Ce jour, j’ai assisté à deux sketches sur l’hygiène et sur les consultations prénatales, des thèmes qui n’ont pas été choisis au hasard : « On parle de la réalité, parce que ce sont des mauvaises habitudes que l’on voit tous les jours, on n’a pas besoin d’avoir internet, on s’inspire juste du quotidien, » me dit Marco Ganonta, un des membres de la troupe.

« – Tiens voisin, prends ce beignet, il est tout chaud, c’est délicieux ! – Attends, attends, je vais me laver les mains d’abord » le personnage habillé d’un long boubou et d’une fausse barbe se dépêche alors de se laver les mains et la foule n’en finit plus de rire.

16

L’ONG APR avec le soutien de l’UNICEF et du Fonds Français Muskoka forme des relais communautaires et utilise le théâtre pour faire des sensibilisations sur la santé dans les communautés. Je m’assois à côté de Mr Tidjem, Président de l’APR qui a l’air très amusé : « Les sketches m’ont fait pleurer de rire. Nous utilisons l’humour et le divertissement pour encourager nos parents à réfléchir sur nos comportements. Ici la plupart des gens ne savent ni lire ni écrire, et il y a des questions importantes que l’on peut aborder par le théâtre sans les mettre mal à l’aise. »

Il ajoute : « Justement dans ce village de Boura en 2013, les relais n’avaient pas trouvé une seule femme qui pratiquait l’allaitement maternel exclusif. Les relais ont pu suivre cinq femmes enceintes pour les convaincre, ces cinq femmes ont vu les résultats sur la santé de leurs enfants et d’autres ont suivi le mouvement depuis. C’est comme ça qu’on amène le changement, petit à petit. »

La représentation se termine sous les applaudissements. Mais après les rires viennent parfois les résultats, comme me l’explique Zakaria Ahmat, un autre membre de la troupe : « Il y a quelques mois, on a fait un sketch sur l’éducation où un des personnages est un maitre communautaire qui se sacrifie pour éduquer les enfants mais quand il vient demander son salaire aux parents, tout le monde s’enfuit.

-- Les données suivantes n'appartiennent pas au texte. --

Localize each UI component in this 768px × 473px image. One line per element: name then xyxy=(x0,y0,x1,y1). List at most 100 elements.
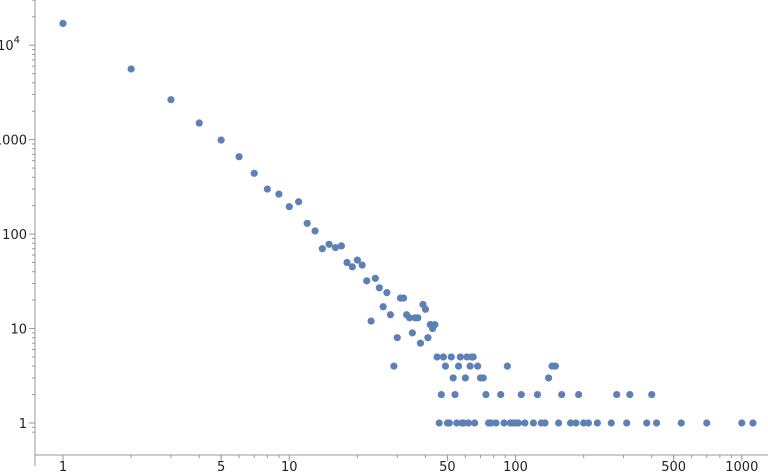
data-point xyxy=(464,419,473,427)
y-tick-exponent: 4 xyxy=(14,35,20,46)
data-point xyxy=(303,219,311,227)
data-point xyxy=(435,419,443,427)
data-point xyxy=(479,374,487,382)
data-point xyxy=(363,277,371,285)
data-point xyxy=(529,419,538,427)
data-point xyxy=(453,419,461,427)
x-ticks: 1 5 10 50 100 500 1000 xyxy=(59,455,758,473)
data-point xyxy=(551,362,559,370)
data-point xyxy=(195,119,203,127)
data-point xyxy=(593,419,601,427)
data-point xyxy=(466,362,474,370)
data-point xyxy=(558,390,566,399)
data-point xyxy=(390,362,398,370)
data-point xyxy=(250,169,258,177)
data-point xyxy=(235,153,243,161)
data-point xyxy=(497,390,505,399)
data-point xyxy=(408,329,416,337)
data-point xyxy=(469,353,477,361)
data-point xyxy=(421,305,430,313)
data-point xyxy=(454,362,463,370)
data-point xyxy=(572,419,580,427)
data-point xyxy=(167,96,175,104)
minor-ticks xyxy=(32,0,732,458)
data-point xyxy=(437,390,445,399)
data-point xyxy=(492,419,500,427)
data-point xyxy=(584,419,593,427)
data-point xyxy=(383,289,391,297)
data-point xyxy=(503,362,511,370)
data-point xyxy=(358,261,366,269)
y-tick-label: 10 xyxy=(10,323,27,338)
data-point xyxy=(482,390,490,399)
data-point xyxy=(275,190,283,198)
data-point xyxy=(456,353,464,361)
data-point xyxy=(652,419,661,427)
y-tick-label: 104 xyxy=(0,35,20,54)
data-point xyxy=(555,419,563,427)
x-tick-label: 1000 xyxy=(725,460,758,473)
data-point xyxy=(263,185,271,193)
data-point xyxy=(217,136,225,144)
data-point xyxy=(643,419,651,427)
x-tick-label: 100 xyxy=(503,460,528,473)
data-point xyxy=(648,390,656,399)
data-point xyxy=(474,362,482,370)
axes xyxy=(34,0,768,466)
data-point xyxy=(127,65,135,73)
data-point xyxy=(566,419,575,427)
y-tick-label: 1000 xyxy=(0,134,27,149)
data-point xyxy=(517,390,525,399)
data-point xyxy=(318,245,326,253)
x-tick-label: 10 xyxy=(281,460,298,473)
data-point xyxy=(738,419,746,427)
data-point xyxy=(607,419,615,427)
data-point xyxy=(405,314,414,322)
x-tick-label: 50 xyxy=(439,460,456,473)
data-point xyxy=(367,317,375,325)
data-point xyxy=(447,353,455,361)
y-tick-label: 1 xyxy=(19,417,27,432)
data-point xyxy=(461,374,469,382)
data-point xyxy=(424,334,432,342)
data-point xyxy=(348,263,356,271)
x-tick-label: 1 xyxy=(59,460,67,473)
data-point xyxy=(331,243,340,252)
data-point xyxy=(431,321,439,329)
data-point xyxy=(514,419,523,427)
data-point xyxy=(439,353,448,361)
x-tick-label: 500 xyxy=(661,460,686,473)
data-point xyxy=(379,303,387,311)
data-point xyxy=(416,339,425,347)
data-point xyxy=(337,242,346,250)
data-point xyxy=(677,419,685,427)
data-point xyxy=(575,390,583,399)
data-point xyxy=(445,419,453,427)
data-point xyxy=(703,419,711,427)
data-point xyxy=(414,314,422,322)
y-tick-label: 100 xyxy=(2,228,27,243)
data-point xyxy=(285,203,293,211)
data-point xyxy=(533,390,542,399)
data-point xyxy=(311,227,319,235)
data-point xyxy=(541,419,549,427)
data-point xyxy=(623,419,631,427)
data-point xyxy=(749,419,757,427)
data-point xyxy=(371,274,379,282)
data-point xyxy=(433,353,441,361)
data-point xyxy=(449,374,457,382)
data-point xyxy=(626,390,634,399)
data-point xyxy=(295,198,303,206)
data-point xyxy=(451,390,459,399)
data-point xyxy=(500,419,508,427)
data-point xyxy=(343,258,351,267)
data-point xyxy=(471,419,479,427)
data-point xyxy=(545,374,553,382)
data-point xyxy=(59,19,67,28)
data-point xyxy=(613,390,621,399)
data-point xyxy=(399,294,408,302)
data-point xyxy=(386,311,395,319)
data-point xyxy=(325,240,333,248)
data-points xyxy=(59,19,757,427)
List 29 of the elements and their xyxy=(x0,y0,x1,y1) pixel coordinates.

A la fin de la représentation un maitre communautaire s’est levé pour donner son témoignage proche de celui que nous avions mis en scène. Quelques jours plus tard, on a appris que les villageois l’avaient finalement payé. »

Les membres de la troupe reprennent leur souffle et me livrent leur dernier message: « Nous on aime ce qu’on fait, nous ne sommes pas des ingénieurs qui peuvent amener l’eau ou des médecins qui peuvent soigner, mais on essaye de faire passer des messages et de nous amuser au moins autant que ceux qui nous regardent. »

Le Fonds Français Muskoka (FFM) a pour objectif de réduire la mortalité maternelle, néonatale et infantile et d’accélérer l’atteinte des Objectifs du millénaire pour le développement (OMD) 4 et 5, à travers le renforcement des systèmes de santé de 10 pays francophones d’Afrique et Haïti.